Sobre os actores não há muitos motivos de queixa, mas os que há são notáveis. Por um lado, temos de louvar a performance fenomenal de Helena Bonham Carter: a actriz faz mais do que roubar as atenções, ela impõe-se histrionicamente para deleite do público. Ela pode ser a mulher do director, mas provou que não precisa de favores para obter papéis nos filmes dele. Arrisco dizer (e é um risco considerável considerando as qualidades da actriz) que este será um dos trabalhos mais interessantes da sua carreira em papéis cómicos. Anne Hathaway não tem muito tempo nem muita coisa para fazer, a personagem não é muito relevante, apesar de ser referida muitas vezes. Quanto a Johnny Depp, ele faz muito pelo filme com uma interpretação convincente que eleva o Chapeleiro Louco a um nível mais dramático e profundo do que seria de esperar. O que realmente podia, e devia, ter sido tirado do filme é aquela dança final absurda e com um nome ridículo. É o tipo de momento que quebra o ambiente e faz o público pensar “que porcaria foi esta?” Quem se sai pior é Mia Wasikowska, dando uma apatia sonolenta e desinspirada a uma personagem que precisa de mais energia, inteligência e emoção. É um erro não apenas de casting, mas principalmente de direcção. Burton não soube orientar a actriz.

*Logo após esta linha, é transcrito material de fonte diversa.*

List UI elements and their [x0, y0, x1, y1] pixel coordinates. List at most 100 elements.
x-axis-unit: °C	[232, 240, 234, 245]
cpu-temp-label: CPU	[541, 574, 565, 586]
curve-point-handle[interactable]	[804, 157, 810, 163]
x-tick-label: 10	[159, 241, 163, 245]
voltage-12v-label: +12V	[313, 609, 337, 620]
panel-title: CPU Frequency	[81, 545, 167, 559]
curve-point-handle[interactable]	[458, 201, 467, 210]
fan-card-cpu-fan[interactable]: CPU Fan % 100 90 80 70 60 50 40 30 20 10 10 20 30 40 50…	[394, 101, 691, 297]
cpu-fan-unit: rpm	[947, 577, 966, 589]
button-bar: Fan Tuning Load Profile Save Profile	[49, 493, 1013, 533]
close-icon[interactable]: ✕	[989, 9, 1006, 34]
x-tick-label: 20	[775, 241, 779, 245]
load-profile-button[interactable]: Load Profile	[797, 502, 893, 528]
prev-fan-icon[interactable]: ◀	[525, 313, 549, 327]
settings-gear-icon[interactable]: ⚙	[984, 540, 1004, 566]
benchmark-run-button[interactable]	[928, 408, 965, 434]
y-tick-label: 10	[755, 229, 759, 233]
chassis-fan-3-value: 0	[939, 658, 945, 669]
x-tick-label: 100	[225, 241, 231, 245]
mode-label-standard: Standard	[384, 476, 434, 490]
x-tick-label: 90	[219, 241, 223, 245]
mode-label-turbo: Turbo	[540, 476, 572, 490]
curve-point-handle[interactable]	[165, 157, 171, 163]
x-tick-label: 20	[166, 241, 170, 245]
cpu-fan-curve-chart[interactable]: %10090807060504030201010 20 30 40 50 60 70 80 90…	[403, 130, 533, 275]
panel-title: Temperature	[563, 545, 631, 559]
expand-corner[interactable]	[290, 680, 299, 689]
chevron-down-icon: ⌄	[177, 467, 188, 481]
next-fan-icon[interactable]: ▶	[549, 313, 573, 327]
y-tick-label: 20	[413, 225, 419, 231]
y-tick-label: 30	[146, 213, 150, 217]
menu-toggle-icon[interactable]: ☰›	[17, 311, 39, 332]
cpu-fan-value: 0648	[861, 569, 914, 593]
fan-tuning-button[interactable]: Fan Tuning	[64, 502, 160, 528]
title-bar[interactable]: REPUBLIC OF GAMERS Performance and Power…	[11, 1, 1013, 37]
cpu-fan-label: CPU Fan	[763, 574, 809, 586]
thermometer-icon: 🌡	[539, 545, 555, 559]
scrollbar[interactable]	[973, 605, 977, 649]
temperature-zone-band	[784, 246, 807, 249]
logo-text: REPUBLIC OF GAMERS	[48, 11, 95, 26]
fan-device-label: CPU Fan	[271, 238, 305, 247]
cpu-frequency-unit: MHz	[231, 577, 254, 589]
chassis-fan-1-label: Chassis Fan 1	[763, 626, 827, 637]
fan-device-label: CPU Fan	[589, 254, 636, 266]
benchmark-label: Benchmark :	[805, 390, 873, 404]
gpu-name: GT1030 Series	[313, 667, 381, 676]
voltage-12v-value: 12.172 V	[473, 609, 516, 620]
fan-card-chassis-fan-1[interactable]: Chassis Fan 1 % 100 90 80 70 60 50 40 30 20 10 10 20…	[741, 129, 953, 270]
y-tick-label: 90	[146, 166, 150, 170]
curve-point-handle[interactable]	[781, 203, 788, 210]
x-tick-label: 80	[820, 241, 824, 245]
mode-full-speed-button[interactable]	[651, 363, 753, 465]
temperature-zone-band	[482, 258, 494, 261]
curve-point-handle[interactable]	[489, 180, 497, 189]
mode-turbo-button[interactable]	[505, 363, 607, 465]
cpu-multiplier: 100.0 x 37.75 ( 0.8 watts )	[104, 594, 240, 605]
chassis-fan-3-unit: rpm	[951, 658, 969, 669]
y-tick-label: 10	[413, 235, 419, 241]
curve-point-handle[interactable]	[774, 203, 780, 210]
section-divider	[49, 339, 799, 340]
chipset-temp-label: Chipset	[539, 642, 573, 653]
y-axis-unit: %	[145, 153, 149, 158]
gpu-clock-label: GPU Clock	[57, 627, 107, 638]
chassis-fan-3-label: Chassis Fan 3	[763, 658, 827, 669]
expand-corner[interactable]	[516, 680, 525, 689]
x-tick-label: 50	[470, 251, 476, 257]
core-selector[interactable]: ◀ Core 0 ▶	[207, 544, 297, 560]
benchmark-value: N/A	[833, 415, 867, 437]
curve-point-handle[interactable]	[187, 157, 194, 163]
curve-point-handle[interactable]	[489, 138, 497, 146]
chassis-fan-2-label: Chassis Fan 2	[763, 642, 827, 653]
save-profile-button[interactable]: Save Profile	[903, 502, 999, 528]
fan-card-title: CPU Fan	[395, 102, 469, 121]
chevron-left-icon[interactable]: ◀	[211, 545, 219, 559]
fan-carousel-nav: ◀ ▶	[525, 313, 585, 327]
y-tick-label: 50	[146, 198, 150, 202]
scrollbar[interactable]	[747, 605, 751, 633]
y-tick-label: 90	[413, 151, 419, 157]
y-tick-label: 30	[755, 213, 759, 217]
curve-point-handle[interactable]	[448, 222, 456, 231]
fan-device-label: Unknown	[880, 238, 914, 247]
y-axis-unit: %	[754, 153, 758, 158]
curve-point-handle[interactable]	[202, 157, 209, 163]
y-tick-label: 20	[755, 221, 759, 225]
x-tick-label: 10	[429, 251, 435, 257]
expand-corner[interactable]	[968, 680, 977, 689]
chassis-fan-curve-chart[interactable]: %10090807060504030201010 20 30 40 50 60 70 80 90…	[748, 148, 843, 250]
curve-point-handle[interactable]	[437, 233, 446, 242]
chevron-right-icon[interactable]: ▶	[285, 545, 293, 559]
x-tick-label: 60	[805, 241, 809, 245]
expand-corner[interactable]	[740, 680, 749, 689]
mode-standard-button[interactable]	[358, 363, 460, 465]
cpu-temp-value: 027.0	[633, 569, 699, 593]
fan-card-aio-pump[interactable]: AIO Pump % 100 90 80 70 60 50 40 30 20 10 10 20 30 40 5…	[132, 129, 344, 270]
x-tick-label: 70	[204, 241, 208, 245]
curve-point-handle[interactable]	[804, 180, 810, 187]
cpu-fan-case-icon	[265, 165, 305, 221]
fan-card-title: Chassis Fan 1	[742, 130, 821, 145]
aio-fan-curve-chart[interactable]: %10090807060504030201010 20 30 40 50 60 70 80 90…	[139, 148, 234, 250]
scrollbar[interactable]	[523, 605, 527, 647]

Para mim, o maior erro do filme está na sua própria concepção, e na ideia central do argumento: o esforço de transformar Alice numa heroína predestinada, igual ao que vimos em “Senhor dos Anéis” ou outros, soa como um esforço preguiçoso para justificar o quanto o filme foge do livro, não é uma história que tenha valor por si mesma. Teria mais interesse, eventualmente, como sequela a um filme fiel ao livro original, com a pequena e ingénua Alice tendo o seu primeiro contacto com o mundo mágico. Isso ajudaria a justificar o afastamento da obra literária e o alargamento do universo mágico pela introdução de novas personagens e elementos, o que talvez fosse o plano inicial dos executivos da Disney.